Amman’da, taş kaplama binaların rengi krem. Kışın soğuktan yazın sıcaktan koruyor. Su geçirmiyor sıva, boya masrafı yok. 15 senede bir basınçlı kumla temizlik yapılıyor.
Şehrin görüntüsü sade, taş kaplama binalar şehre bütünlük kazandırıyor. İstanbul’daki her biri ayrı biçim ve renkteki binaların göz yorucu cümbüş görüntüsü yok. Bilakis gözü dinlendirici oluyor, imar durumu 4 kata kadar idi; bu sınırlama iyi ama yeni artırılmış.

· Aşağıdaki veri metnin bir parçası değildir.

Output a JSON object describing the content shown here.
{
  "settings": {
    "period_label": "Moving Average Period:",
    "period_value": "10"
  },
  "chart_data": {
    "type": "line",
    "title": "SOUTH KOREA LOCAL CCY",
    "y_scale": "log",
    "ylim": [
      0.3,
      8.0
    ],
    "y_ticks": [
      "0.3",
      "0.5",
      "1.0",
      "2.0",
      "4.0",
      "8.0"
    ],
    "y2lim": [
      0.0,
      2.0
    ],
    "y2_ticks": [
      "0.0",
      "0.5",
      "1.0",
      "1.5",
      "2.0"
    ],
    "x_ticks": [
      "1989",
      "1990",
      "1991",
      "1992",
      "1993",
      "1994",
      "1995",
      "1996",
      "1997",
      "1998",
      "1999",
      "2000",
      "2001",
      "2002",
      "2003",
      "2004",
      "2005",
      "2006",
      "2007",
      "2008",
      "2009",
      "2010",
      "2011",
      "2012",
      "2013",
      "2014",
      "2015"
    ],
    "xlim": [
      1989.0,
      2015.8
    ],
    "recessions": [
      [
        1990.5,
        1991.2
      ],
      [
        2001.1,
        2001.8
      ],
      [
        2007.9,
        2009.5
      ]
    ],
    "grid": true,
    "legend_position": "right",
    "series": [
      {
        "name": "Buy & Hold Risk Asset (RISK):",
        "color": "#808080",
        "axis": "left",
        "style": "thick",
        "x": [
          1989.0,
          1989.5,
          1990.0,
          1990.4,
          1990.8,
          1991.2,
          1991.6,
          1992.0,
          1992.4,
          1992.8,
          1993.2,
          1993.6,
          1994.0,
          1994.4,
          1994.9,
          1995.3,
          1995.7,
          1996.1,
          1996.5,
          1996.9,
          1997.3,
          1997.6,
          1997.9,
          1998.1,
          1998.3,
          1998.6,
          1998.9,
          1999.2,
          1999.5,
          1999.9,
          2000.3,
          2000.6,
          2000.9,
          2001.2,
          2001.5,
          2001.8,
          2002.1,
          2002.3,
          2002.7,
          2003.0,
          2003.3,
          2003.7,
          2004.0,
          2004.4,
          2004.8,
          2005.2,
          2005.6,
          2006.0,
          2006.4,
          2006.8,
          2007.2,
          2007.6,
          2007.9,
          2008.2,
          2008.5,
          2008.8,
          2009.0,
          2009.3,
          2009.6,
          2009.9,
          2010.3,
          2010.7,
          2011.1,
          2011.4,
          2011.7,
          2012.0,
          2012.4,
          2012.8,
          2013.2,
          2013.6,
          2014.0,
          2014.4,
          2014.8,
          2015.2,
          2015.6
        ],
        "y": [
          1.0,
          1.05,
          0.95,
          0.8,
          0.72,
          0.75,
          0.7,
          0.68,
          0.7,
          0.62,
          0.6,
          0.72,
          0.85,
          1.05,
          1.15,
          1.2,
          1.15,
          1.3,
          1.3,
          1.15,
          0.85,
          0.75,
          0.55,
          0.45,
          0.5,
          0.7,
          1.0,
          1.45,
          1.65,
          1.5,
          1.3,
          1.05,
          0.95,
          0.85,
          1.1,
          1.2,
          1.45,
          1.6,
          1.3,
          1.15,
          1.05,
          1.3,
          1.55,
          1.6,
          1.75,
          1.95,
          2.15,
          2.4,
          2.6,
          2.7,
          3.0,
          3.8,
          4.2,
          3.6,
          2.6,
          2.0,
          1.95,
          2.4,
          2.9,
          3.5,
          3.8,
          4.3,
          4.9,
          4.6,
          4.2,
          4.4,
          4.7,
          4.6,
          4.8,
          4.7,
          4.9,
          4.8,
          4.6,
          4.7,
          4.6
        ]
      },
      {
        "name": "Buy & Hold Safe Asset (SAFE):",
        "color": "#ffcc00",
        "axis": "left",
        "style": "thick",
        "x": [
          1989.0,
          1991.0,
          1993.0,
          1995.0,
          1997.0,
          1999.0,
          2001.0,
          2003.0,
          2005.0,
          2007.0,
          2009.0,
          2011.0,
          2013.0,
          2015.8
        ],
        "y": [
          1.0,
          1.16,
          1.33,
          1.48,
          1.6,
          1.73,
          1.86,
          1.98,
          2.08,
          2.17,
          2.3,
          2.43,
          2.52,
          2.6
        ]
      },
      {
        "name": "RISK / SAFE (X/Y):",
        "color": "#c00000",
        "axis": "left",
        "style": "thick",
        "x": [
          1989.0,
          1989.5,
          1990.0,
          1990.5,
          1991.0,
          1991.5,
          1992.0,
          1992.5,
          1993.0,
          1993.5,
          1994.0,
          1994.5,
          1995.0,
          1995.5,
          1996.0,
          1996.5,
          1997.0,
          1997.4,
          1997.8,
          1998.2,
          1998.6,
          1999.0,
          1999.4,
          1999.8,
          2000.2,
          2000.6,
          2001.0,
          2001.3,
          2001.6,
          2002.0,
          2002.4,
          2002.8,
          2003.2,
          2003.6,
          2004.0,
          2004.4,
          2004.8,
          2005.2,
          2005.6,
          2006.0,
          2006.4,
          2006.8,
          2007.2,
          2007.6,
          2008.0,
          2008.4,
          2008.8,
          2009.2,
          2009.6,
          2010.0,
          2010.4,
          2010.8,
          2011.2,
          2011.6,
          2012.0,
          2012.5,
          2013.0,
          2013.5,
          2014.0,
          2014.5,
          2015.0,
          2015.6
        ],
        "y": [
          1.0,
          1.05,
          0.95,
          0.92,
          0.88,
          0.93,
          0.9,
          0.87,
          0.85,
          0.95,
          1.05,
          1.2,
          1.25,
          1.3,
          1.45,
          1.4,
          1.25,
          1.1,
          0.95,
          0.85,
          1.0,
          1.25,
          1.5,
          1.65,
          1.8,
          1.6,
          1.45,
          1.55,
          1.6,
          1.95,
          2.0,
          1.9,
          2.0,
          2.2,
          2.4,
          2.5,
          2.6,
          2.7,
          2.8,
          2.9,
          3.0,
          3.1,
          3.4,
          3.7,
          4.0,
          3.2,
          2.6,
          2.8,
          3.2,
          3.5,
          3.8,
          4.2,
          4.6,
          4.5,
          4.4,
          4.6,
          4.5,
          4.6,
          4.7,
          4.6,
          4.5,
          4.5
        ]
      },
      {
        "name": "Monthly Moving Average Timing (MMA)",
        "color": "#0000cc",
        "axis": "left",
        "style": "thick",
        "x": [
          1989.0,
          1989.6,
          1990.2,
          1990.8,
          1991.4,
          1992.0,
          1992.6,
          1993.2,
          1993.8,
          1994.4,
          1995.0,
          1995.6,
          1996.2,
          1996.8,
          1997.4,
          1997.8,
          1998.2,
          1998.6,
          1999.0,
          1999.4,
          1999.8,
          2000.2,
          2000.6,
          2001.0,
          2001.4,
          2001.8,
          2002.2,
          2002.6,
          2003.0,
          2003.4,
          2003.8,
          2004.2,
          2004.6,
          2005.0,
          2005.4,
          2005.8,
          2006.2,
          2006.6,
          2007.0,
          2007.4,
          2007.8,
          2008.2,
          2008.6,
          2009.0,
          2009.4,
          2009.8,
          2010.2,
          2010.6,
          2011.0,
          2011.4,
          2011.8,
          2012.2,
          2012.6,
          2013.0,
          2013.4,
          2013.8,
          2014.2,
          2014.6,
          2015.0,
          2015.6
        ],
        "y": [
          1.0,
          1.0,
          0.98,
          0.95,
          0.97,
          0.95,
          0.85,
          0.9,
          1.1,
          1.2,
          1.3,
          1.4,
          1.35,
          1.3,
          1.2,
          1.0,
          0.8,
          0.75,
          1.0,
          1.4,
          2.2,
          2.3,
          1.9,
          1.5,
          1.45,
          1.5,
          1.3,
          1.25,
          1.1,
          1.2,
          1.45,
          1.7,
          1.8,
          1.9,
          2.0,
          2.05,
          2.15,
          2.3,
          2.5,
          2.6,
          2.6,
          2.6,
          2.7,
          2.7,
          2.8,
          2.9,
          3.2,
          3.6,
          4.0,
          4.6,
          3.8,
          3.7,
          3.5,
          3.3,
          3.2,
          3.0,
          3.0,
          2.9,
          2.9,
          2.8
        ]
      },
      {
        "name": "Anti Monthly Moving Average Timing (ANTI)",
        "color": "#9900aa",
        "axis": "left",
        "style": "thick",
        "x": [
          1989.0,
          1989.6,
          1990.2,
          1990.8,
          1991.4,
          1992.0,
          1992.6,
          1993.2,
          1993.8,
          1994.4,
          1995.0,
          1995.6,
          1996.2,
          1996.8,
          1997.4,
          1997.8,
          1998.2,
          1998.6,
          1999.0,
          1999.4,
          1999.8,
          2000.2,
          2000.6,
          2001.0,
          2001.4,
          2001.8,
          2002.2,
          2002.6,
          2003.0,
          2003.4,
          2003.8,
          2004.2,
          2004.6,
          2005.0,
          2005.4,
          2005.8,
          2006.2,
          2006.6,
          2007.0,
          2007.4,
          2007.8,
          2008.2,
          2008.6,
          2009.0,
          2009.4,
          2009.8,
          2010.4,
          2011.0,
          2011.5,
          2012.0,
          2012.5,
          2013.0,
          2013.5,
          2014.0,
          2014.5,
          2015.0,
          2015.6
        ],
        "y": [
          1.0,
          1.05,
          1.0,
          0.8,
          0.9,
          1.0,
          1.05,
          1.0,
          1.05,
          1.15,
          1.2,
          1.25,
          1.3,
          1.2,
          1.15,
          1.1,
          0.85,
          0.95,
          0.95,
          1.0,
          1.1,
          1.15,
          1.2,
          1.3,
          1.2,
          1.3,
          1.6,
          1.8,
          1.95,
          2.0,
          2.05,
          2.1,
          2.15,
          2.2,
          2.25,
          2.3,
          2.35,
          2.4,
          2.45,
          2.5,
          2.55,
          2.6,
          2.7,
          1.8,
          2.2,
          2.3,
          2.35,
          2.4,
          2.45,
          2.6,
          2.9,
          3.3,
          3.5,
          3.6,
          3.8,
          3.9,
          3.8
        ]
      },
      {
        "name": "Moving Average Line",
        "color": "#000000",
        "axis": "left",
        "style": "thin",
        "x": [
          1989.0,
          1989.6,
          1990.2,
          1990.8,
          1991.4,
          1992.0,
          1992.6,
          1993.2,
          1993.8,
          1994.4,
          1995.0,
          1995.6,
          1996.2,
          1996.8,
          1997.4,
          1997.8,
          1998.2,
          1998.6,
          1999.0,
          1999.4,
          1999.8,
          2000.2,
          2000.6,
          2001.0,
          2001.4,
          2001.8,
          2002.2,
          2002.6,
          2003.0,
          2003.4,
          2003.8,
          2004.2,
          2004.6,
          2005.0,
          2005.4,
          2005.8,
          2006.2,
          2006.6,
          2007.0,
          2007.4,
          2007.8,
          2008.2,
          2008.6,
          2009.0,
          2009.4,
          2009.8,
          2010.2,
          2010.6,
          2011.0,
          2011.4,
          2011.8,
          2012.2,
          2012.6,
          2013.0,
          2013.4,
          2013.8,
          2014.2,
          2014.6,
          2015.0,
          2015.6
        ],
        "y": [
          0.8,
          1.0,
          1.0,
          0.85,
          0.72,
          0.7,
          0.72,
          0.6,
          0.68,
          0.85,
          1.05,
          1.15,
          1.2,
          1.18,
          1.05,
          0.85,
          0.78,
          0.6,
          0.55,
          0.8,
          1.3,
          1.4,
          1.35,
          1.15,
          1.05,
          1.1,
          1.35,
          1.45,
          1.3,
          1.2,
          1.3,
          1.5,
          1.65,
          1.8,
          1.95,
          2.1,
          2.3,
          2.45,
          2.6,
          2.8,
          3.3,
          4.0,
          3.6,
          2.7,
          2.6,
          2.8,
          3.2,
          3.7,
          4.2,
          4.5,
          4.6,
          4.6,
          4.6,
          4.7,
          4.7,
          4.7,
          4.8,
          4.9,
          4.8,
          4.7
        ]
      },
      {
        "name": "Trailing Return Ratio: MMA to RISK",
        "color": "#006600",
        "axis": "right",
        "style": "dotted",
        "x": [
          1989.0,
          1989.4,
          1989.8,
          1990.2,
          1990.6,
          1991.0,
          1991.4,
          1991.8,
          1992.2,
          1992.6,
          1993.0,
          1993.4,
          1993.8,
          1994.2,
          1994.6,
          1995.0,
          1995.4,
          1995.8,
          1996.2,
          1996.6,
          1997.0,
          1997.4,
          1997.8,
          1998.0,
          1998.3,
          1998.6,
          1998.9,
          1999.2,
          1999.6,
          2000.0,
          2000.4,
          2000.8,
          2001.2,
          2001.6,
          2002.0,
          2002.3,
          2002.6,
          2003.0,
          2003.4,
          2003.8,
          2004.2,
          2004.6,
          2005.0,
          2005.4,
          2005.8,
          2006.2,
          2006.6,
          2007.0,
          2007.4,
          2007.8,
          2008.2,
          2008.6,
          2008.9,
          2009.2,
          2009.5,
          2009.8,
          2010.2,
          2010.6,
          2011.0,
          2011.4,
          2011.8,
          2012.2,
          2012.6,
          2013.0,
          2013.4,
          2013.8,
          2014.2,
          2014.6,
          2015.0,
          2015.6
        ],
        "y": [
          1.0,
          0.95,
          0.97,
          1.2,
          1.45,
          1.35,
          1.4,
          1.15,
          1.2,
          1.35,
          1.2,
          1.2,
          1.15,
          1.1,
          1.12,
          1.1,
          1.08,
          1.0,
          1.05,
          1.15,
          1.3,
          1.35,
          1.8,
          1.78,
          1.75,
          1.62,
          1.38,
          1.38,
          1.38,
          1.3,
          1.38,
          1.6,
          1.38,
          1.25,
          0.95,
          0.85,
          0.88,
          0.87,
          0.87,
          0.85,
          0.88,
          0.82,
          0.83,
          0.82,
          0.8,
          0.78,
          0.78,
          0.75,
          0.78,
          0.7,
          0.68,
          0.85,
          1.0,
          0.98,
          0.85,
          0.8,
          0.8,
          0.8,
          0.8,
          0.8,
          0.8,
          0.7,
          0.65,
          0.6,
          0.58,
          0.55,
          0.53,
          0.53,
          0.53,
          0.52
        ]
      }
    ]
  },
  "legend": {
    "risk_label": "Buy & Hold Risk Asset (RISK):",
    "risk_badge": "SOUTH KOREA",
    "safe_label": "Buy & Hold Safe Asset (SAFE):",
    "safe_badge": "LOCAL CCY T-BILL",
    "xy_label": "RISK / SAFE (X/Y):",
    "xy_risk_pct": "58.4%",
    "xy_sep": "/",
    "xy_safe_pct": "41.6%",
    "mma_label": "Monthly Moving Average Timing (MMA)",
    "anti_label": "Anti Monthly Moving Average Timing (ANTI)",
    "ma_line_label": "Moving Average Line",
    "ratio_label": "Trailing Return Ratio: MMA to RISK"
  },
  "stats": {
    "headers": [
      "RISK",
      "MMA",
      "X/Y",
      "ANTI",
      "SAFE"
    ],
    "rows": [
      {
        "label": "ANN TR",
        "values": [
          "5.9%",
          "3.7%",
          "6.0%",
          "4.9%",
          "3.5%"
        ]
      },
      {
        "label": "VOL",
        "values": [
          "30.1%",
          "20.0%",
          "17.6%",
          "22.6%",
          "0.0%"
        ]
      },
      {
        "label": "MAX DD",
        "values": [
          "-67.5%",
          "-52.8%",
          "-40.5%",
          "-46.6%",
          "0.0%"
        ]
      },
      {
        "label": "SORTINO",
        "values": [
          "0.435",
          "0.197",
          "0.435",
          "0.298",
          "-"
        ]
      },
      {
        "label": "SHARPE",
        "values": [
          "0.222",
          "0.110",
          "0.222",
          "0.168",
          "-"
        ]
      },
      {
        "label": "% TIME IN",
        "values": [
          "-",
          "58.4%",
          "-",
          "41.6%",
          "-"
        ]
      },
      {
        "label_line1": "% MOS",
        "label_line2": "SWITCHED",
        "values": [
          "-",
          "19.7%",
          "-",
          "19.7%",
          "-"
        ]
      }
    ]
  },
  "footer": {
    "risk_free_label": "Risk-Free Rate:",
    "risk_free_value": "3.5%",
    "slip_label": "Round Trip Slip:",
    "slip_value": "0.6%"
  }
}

Petra ve Mû’te dönüşü Amman’da bir gece kaldıktan sonra sabah berrak ve güneşli bir havada Lut gölü de denilen Ölüdenize gittik. Filistin sınırında ve hava berrak olduğu için karşı tepede Kudüs uzaktan görülüyor. Tabii İsrail’in işgali altında, tüm Filistin toprakları olduğu gibi.
Rehberimiz Fevzi Hoca, Ölüdenize karşı haykırıyor.
“Çatla Sodom-Gomore, patla Bizans ve Roma!”
Ölüdeniz yani Lut gölü, sapkınlıklarından dolayı Lut kavminin ilahî azaba uğrayıp taş kesildiği mekân.
Ölüdeniz, dünyanın en tuzlu denizi. 12 mineral var, denizde hiçbir canlı yaşamaz. Onun için Ölüdeniz denmiş. Denizden 420 metre aşağıda. Yağmur çok az yağar, yere düşmeden buharlaşır. Yazın 46 derece olur. Deri hastalıkları için gelen turistler var, 1 ay kalıyorlar.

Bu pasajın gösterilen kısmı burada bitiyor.